Liputan6.com, Sioux City - Sumit Roy merasa beruntung bisa ikut serta dalam penerbangan pertama pesawat United 232 dari Bandara Internasional Stapleton Chicago pada 19 Juli 1989.
Pria itu duduk di kursi 23J. "Aku beruntung bisa pulang cepat," kata dia kepada rekannya sesama pegawai Citibank, seperti dikutip situs Daily Herald, Senin (18/7/2016).
Baca Juga
Dua jam kemudian, Roy menemukan dirinya dalam kondisi tergantung sabuk pengaman, di sebuah ladang jagung. Ia tersadar di tengah jeritan anak-anak yang ketakutan dan aroma kematian yang kian menguat.
Advertisement
Beberapa saat sebelumnya, pesawat DC-10 yang membawanya meledak ketika terperosok saat mesin mati di rerumputan Sioux City, Iowa, Amerika Serikat. Bagian burung besi tempatnya berada terlempar di ladang jagung, dalam kondisi terbalik.

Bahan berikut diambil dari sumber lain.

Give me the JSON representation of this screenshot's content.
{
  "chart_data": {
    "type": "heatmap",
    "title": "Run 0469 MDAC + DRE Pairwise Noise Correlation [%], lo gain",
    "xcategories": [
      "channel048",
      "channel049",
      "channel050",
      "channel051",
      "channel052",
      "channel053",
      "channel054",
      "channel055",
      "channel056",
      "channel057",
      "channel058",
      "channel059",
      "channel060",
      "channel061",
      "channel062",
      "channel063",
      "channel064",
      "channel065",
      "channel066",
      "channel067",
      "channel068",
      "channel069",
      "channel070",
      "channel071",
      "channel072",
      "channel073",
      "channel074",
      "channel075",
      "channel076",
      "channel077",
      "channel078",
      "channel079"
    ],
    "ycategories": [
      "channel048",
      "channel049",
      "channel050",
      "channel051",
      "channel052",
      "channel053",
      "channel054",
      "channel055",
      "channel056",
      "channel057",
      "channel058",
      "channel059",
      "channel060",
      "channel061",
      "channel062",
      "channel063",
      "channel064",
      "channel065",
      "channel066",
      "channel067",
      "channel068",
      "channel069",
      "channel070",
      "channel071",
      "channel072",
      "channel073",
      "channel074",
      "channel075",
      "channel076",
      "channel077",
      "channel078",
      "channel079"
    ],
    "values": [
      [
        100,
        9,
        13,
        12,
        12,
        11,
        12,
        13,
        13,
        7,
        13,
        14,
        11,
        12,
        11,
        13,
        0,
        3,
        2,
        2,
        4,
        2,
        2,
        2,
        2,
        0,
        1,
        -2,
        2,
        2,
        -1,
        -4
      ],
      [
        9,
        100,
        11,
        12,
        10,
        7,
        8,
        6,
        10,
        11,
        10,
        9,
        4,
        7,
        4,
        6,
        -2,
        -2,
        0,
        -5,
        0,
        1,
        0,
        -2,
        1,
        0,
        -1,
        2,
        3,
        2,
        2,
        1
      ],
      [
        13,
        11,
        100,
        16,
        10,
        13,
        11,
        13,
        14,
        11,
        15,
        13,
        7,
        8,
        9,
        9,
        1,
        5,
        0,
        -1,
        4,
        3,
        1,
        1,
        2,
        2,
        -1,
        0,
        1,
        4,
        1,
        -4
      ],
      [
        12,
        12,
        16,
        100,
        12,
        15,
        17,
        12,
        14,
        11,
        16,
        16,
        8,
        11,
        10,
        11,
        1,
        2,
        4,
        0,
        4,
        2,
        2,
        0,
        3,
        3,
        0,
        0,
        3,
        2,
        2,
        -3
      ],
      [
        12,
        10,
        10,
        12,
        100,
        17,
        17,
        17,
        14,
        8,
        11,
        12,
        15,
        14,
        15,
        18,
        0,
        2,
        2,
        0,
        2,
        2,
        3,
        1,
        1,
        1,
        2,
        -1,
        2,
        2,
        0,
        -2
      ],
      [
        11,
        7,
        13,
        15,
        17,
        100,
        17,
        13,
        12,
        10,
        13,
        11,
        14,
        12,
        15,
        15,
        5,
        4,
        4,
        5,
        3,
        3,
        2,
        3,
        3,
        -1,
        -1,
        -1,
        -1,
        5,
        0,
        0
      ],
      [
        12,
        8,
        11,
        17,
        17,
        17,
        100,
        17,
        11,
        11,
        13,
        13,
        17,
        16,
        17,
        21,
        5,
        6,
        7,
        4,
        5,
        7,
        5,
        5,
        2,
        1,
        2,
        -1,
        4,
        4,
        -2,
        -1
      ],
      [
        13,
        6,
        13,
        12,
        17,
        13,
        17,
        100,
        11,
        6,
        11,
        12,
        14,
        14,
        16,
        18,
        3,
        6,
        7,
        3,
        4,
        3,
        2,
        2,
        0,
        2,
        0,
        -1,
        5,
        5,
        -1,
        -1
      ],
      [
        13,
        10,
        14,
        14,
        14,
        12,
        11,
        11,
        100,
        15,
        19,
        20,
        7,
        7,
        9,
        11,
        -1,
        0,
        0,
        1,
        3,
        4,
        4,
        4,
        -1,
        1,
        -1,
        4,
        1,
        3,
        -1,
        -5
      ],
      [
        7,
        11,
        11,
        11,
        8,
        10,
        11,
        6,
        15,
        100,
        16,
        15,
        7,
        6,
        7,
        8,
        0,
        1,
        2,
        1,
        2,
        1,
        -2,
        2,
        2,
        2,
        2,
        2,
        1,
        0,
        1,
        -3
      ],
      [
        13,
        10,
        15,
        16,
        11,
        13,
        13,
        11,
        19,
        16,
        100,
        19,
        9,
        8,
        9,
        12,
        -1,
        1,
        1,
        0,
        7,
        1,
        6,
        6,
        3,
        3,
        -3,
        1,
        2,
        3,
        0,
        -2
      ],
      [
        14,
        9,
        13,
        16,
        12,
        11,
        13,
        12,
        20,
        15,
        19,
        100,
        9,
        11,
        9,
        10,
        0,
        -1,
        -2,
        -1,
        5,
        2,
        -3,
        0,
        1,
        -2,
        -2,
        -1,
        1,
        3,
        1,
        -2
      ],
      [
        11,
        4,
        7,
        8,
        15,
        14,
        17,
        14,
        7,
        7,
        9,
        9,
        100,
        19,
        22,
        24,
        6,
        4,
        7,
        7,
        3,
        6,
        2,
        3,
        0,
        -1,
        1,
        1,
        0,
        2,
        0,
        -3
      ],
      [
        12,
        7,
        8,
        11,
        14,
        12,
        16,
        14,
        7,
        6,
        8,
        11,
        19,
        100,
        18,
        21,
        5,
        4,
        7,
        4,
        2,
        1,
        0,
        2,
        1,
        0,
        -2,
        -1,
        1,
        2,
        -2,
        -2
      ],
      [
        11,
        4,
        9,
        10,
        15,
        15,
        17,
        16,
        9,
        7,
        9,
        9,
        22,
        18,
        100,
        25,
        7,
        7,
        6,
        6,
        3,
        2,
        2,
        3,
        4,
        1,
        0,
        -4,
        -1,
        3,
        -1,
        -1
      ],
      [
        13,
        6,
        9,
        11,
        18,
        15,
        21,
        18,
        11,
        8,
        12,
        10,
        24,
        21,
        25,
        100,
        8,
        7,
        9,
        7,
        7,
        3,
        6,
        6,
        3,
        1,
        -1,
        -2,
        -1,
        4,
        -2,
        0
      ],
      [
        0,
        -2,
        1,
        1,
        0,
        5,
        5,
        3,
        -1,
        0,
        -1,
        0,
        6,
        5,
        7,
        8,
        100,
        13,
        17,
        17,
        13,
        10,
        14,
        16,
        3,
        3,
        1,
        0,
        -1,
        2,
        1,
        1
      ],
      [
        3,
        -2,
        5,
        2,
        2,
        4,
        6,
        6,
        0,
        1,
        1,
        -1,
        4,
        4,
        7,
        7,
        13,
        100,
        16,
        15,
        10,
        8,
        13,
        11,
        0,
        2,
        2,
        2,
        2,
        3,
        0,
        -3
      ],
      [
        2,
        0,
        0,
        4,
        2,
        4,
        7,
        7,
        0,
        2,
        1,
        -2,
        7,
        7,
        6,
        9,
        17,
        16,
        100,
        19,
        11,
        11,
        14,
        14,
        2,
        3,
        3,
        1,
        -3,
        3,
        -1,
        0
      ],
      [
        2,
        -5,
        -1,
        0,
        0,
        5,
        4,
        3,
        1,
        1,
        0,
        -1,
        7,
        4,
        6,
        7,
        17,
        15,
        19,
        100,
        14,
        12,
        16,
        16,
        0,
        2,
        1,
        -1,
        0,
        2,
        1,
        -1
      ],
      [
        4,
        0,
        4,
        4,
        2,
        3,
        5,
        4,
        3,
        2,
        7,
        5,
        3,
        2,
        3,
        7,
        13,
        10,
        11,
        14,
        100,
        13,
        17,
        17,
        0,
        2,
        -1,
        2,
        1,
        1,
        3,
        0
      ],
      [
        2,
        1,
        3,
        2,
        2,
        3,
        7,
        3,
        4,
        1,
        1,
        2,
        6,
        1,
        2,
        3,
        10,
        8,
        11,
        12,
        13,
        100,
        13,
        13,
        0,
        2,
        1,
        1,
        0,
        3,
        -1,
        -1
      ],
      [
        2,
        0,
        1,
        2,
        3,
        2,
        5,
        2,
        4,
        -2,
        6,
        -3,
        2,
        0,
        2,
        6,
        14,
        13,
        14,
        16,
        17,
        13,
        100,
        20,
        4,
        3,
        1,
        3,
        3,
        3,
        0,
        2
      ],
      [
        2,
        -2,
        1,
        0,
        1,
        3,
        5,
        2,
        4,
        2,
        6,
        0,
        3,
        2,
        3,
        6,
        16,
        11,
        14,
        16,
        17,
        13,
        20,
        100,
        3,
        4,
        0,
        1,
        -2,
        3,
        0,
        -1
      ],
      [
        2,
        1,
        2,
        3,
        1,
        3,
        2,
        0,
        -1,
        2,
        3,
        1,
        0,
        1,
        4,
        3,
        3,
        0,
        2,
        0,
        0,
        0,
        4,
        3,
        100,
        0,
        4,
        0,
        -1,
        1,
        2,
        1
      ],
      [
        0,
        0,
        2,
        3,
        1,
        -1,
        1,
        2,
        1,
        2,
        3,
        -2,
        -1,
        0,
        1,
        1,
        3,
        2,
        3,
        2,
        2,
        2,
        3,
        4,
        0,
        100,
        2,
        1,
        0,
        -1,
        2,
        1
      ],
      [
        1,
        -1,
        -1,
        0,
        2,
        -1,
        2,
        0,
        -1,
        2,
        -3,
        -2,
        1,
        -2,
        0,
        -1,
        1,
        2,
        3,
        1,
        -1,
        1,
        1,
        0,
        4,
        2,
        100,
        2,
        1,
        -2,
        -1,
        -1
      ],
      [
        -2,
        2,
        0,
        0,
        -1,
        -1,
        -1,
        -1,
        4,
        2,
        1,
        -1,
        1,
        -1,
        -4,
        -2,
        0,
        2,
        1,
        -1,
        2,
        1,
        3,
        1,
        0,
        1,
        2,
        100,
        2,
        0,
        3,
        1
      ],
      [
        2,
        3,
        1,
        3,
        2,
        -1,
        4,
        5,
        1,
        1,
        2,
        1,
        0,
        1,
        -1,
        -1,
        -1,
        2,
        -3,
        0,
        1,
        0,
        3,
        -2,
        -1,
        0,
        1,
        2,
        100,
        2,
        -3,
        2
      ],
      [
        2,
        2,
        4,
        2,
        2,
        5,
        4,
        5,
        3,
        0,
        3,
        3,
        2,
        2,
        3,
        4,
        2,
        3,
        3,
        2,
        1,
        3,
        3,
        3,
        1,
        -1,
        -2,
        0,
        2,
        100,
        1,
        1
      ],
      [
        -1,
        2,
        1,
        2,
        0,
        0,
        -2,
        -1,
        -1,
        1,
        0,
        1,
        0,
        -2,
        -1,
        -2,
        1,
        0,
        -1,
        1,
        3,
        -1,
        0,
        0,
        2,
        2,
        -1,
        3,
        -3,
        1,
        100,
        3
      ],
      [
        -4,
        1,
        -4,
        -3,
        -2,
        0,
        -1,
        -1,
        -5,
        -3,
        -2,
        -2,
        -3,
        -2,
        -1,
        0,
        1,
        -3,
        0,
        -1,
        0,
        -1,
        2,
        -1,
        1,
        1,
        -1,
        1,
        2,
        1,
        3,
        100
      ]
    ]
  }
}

"Saat itu...Anda mungkin berpikir pasti bakal mati," kata Roy, mengenang kejadian yang pernah menimpanya. "Cara termudah untuk menjelaskannya, rasanya seperti berada di sebuah roller coaster di tengah kegelapan, dengan api dan asap di sekitar Anda."
Sebuah kipas yang rusak mengawali reaksi berantai yang fatal -- yang menghancurkan sistem hidrolik pesawat yang penting untuk menjamin pendaratan berjalan aman. Kerusakan yang terjadi sungguh parah, pilot tak kuasa mengendalikan pesawat. Upaya landing pun gagal.
Para petugas penyelamat yang menyaksikan bola api membumbung dari lokasi kejadian mengira, 296 orang yang ada di dalam pesawat tersebut tewas.
"Ya Tuhan, tak ada yang bisa lolos dari itu," demikian diucapkan petugas menara pengawas, Mark Zielezinski Gonzales.
Dennis Swanstrom, Komandan 85th Air Refueling Wing, Iowa Air National Guard mengaku, saat melihat asap membubung dari pesawat yang terbakar, ia tak sanggup membayangkan ada korban yang selamat dari insiden itu.
Lalu, ia mendengar suara di radio. "Percaya atau tidak, orang-orang keluar dari puing itu."
Ajaibnya, 184 orang selamat dalam kecelakaan pesawat tersebut, 138 di antaranya bahkan mampu berjalan dari kapal terbang yang tak lagi berbentuk itu.
Rod Vetter dari Green Oaks salah satu yang selamat. Ia yang mengalami patah pada tulang leher masih mensyukuri keajaiban yang dialaminya dalam peristiwa tersebut.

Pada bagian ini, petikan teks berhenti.